战斗结束得不算慢,但也不算快。当最后一个肉块轰然倒下时,它的嘴唇还在翕动,声音又轻又飘,像是在说梦话:“痛?那是什么味道的糖果?我要更多……哈哈哈……”
爻光站在倒地的肉块旁边,低头看着它。她的表情在夕阳下显得格外晦暗:“他们的感官已经完全扭曲。”
倒地的肉块伸出残余的触须,朝空气中摸索着,声音忽然变得亢奋起来:“靠近一点……再、再来……”
爻光蹲下身,伸出手指在它的颈部按了一下。片刻后,她收回手,声音压得很低:“他……死了?”

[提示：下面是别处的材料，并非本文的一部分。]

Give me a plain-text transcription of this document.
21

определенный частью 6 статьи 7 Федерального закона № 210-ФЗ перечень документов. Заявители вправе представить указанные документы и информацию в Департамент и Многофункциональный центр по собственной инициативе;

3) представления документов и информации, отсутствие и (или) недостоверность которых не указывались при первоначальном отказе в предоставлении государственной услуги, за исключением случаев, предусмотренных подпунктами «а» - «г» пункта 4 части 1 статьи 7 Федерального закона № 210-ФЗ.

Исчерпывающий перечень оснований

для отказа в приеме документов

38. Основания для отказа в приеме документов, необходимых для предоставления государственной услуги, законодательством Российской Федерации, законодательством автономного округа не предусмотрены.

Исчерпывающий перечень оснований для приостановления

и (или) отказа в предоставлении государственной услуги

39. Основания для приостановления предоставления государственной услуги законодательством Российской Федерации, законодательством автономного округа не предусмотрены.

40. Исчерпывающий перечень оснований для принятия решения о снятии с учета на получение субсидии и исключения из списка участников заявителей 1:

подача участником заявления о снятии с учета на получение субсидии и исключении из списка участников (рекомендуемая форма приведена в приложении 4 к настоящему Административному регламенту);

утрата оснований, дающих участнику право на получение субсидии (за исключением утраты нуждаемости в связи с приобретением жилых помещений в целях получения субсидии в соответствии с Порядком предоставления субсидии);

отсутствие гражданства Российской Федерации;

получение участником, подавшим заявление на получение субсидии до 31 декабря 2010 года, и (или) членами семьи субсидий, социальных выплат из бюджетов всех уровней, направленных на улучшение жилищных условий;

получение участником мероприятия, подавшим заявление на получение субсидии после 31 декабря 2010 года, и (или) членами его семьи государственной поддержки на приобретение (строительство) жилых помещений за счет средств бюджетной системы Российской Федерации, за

“不,肉身正在复原。要不了多久,他就会再度爬起来——不管被杀死几次。”绯英把尺刀收回腰间。
【佩拉:这玩意儿怎么会分裂呀?】
【赛飞儿:二相乐园的欢乐总是这么窒息吗…】
【青雀:这怪物比丰饶民怎么还难打,打着打着能分裂,死了还会原地复活】
【丹恒:毕竟混了倏忽的血肉,这可是令使级的丰饶之力,只要没死透就可以一直复活】
【星:就如同刃那样吗...】
【花火:啧啧,这场面,真怕岚哥一箭过来给整个二线乐园爆了。】
“如此,确实当得起头顶的大吉之签。这就是满的目的?将植入倏忽细胞的市民,扭曲成只知发笑的孽物,向所有谒者开战?确实惊悚。但是——”爻光顿了顿,“不过一介凡人,她到底是怎么做到的?”
“将军,请不要用‘孽物’称呼他们。”绯英认真的说道,“这些人和你熟悉的丰饶之民并非同类。他们只是海原市的普通人,日复一日为柴米油盐奔波,没有你我这般力量,也不曾看见乐园外的世界。他们只是想停下来喘口气——哪怕这口气,是满愿递来的毒药。”